Esas No: 2019/26
Karar No: 2019/227
Uyuşmazlık Mahkemesi Hukuk Bölümü 2019/26 Esas 2019/227 Karar Sayılı İlamı
T.C. UYUŞMAZLIK MAHKEMESİ
ESAS NO : 2019/26 KARAR NO : 2019/227 KARAR TR: 25.03.2019
|
ÖZET : Davalı belediye bünyesinde müdür olarak görev yapmaktayken kamu zararına sebebiyet verdiğinden bahisle adına tahakkuk ettirilen 250.40-TL"nin davacı tarafından, rızaen ödenmesinden sonra, yasal faiziyle birlikte iadesi istemiyle açılan davanın, ADLİ YARGI YERİNDE çözümlenmesi gerektiği hk. |
KARAR
Davacı : M.Y.
Davalı : İncesu Belediye Başkanlığı
Vekili : Av.
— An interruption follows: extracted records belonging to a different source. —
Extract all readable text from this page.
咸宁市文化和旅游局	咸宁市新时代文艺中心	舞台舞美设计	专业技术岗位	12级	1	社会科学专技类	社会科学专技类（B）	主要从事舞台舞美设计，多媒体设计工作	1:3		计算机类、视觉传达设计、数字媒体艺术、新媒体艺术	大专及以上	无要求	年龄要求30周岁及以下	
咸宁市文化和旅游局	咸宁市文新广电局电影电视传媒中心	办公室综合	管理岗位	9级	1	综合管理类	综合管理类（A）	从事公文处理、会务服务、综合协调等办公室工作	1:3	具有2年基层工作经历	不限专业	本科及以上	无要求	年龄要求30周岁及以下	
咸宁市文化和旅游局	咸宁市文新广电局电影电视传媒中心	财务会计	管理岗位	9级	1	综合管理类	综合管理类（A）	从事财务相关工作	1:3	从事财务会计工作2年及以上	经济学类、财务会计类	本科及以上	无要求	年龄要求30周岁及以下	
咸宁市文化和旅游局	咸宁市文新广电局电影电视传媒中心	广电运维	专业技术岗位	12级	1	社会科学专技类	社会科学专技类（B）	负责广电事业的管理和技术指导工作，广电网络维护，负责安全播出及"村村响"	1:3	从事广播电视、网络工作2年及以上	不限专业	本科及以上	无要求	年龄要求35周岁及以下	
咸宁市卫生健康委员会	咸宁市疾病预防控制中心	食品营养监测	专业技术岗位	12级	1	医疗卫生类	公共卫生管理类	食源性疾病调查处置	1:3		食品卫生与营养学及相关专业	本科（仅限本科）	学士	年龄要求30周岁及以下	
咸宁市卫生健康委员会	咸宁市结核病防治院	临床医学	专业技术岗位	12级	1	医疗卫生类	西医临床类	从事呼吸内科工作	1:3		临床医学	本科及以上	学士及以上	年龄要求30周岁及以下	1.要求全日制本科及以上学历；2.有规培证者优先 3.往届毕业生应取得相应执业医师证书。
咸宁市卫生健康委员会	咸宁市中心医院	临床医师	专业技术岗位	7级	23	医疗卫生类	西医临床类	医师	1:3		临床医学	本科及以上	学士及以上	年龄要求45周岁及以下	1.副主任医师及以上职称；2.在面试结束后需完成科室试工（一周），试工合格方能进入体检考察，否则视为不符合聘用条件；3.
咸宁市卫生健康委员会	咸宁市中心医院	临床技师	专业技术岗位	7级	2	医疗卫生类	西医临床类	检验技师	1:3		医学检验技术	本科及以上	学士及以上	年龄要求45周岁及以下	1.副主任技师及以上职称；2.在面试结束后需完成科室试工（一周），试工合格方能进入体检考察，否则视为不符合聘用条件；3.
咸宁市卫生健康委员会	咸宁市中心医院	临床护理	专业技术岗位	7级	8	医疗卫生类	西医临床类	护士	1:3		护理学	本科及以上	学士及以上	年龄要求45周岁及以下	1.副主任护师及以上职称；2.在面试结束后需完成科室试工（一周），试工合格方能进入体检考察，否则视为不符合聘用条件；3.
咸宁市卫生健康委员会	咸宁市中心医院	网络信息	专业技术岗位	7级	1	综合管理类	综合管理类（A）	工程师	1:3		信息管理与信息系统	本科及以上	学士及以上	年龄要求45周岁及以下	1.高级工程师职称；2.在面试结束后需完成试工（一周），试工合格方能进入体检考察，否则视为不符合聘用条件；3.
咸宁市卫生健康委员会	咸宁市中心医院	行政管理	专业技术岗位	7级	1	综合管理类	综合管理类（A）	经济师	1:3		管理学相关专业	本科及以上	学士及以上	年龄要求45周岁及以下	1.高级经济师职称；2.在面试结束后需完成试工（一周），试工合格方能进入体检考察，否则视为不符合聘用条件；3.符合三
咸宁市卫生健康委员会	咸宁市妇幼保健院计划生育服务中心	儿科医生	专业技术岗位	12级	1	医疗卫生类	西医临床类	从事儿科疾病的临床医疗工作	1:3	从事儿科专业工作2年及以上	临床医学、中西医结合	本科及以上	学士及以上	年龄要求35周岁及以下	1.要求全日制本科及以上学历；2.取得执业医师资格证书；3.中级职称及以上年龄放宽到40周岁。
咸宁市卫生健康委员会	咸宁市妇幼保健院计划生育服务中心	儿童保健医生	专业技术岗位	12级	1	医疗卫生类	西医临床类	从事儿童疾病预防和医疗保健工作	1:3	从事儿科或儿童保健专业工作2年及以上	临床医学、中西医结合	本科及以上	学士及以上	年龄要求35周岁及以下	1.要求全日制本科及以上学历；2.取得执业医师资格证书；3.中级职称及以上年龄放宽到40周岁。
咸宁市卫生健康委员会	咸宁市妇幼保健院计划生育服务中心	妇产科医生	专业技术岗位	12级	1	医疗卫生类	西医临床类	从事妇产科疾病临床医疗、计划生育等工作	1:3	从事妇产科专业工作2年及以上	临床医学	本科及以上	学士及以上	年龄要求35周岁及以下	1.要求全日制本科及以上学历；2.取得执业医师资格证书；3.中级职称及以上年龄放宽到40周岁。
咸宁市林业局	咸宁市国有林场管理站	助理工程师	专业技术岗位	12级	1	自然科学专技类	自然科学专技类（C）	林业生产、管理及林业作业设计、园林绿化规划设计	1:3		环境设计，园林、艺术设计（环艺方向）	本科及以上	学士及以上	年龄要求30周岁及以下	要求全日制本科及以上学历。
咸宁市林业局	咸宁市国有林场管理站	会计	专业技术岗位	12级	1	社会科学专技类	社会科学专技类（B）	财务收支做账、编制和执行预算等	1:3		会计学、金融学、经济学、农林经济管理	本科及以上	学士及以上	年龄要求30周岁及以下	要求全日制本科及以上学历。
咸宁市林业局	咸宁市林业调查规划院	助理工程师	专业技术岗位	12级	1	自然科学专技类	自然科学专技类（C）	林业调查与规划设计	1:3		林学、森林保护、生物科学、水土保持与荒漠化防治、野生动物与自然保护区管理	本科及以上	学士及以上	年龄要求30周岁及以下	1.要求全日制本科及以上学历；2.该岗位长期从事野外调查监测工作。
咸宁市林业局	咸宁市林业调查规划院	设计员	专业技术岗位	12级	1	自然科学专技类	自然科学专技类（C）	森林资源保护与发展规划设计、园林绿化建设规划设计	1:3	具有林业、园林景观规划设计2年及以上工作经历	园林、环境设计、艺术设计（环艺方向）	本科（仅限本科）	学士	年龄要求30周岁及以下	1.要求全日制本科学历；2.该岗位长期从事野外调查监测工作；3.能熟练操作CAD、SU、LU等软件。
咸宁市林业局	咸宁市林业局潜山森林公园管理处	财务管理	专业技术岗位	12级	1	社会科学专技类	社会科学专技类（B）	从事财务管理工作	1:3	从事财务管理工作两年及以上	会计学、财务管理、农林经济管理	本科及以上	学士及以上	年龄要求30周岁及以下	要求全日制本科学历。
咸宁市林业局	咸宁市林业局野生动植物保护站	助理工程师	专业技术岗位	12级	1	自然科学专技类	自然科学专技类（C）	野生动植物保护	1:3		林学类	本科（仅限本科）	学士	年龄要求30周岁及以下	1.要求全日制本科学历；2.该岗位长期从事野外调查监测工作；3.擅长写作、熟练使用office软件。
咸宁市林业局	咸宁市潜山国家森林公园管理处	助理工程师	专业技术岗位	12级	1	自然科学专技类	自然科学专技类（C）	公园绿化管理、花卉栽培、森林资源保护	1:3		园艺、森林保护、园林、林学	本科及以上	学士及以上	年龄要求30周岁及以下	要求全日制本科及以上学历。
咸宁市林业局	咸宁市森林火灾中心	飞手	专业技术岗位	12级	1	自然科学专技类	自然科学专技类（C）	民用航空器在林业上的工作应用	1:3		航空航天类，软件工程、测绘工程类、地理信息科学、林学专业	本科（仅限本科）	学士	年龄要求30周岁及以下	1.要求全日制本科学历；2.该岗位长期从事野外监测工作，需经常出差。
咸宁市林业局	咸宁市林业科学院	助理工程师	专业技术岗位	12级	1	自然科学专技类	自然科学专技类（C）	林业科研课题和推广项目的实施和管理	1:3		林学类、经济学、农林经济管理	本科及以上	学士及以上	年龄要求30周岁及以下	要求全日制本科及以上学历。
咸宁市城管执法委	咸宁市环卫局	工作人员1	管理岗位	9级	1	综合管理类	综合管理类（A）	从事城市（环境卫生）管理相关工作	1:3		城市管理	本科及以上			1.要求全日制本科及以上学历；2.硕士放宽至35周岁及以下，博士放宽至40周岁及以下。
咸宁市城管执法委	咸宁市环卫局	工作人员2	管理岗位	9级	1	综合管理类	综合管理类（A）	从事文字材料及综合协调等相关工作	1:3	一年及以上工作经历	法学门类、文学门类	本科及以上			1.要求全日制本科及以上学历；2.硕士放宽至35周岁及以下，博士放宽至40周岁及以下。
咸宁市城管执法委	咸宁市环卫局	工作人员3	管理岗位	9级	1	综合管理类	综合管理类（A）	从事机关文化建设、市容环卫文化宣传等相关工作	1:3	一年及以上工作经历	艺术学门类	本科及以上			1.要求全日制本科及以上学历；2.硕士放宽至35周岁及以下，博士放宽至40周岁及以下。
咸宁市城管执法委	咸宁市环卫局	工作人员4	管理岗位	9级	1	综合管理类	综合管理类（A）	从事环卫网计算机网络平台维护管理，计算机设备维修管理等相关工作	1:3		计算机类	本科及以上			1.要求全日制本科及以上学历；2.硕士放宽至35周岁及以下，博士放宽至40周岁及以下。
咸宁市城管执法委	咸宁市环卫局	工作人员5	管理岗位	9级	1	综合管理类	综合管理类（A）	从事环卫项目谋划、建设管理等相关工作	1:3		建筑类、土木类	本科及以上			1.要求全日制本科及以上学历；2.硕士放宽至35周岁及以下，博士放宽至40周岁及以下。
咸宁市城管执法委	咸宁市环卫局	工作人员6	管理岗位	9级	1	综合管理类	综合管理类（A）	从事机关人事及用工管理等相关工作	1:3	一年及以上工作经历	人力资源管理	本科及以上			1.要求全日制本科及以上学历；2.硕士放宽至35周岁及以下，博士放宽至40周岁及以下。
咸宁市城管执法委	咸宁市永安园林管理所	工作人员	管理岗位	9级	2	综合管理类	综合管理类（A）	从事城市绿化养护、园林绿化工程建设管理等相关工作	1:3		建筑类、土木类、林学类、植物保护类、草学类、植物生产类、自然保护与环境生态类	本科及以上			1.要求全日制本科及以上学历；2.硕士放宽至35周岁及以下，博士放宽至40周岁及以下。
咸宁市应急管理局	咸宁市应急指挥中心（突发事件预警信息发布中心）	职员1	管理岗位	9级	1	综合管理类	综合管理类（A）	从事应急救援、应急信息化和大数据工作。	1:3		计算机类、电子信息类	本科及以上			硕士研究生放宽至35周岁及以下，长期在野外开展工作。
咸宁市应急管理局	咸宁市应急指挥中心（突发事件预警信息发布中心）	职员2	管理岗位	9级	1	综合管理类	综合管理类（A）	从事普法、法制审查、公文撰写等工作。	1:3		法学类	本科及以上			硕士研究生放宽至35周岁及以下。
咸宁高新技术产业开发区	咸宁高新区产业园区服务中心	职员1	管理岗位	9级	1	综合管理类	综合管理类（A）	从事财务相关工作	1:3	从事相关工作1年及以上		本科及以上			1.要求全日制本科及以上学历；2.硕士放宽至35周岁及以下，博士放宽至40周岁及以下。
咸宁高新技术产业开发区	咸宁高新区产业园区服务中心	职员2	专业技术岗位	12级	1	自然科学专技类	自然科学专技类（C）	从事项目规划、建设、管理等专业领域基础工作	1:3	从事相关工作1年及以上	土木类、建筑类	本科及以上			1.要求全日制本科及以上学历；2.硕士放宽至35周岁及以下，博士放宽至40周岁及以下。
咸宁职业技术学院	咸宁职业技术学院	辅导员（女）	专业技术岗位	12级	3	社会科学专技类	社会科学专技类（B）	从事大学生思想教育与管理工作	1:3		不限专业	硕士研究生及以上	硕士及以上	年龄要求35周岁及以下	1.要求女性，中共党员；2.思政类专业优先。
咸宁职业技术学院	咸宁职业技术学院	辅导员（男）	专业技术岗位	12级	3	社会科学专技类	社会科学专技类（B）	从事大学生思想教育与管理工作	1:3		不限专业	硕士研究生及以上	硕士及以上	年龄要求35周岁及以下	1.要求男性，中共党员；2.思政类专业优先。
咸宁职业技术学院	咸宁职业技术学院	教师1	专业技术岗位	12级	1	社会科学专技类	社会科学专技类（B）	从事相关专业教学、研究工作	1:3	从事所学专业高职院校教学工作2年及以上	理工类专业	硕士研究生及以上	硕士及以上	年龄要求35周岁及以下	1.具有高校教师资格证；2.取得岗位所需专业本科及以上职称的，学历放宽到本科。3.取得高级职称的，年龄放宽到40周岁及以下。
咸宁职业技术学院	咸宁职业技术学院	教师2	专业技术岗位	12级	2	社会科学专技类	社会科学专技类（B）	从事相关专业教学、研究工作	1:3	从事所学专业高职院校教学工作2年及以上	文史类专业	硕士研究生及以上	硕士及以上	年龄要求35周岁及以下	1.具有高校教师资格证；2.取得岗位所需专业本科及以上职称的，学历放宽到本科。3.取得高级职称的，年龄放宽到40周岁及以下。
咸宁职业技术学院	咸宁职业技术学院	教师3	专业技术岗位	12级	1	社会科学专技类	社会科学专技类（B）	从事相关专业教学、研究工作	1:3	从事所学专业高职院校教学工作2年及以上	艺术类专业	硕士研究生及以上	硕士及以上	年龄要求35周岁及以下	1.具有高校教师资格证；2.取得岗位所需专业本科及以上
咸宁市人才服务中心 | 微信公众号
Y.K.
O L A Y : Davacı dava dilekçesinde özetle; İncesu Belediye Başkanlığında Hesap İşleri Müdürü olarak görev yaparken, belediyenin 2002 yılı hesap iş ve işlemlerini teftiş eden İçişleri Bakanlığı Mahalli İdareler Kontrolü tarafından düzenlenen 7.6.2002 gün ve 58/16 sayılı Teftiş Layilası ile, hakkında 227.63-TL kişi borcu çıkarıldığını; Belediye tarafından öğrencilere verilen bursların ödemesi yapılırken ihmali ve kasti davranışının bulunmadığı ve kamu zararına sebebiyet vermediğini ileri sürerek, tahsil edilen 250.40- TL"nin kurumdan alınarak yasal faiziyle tarafına ödenmesi istemiyle idari yargı yerinde dava açmıştır.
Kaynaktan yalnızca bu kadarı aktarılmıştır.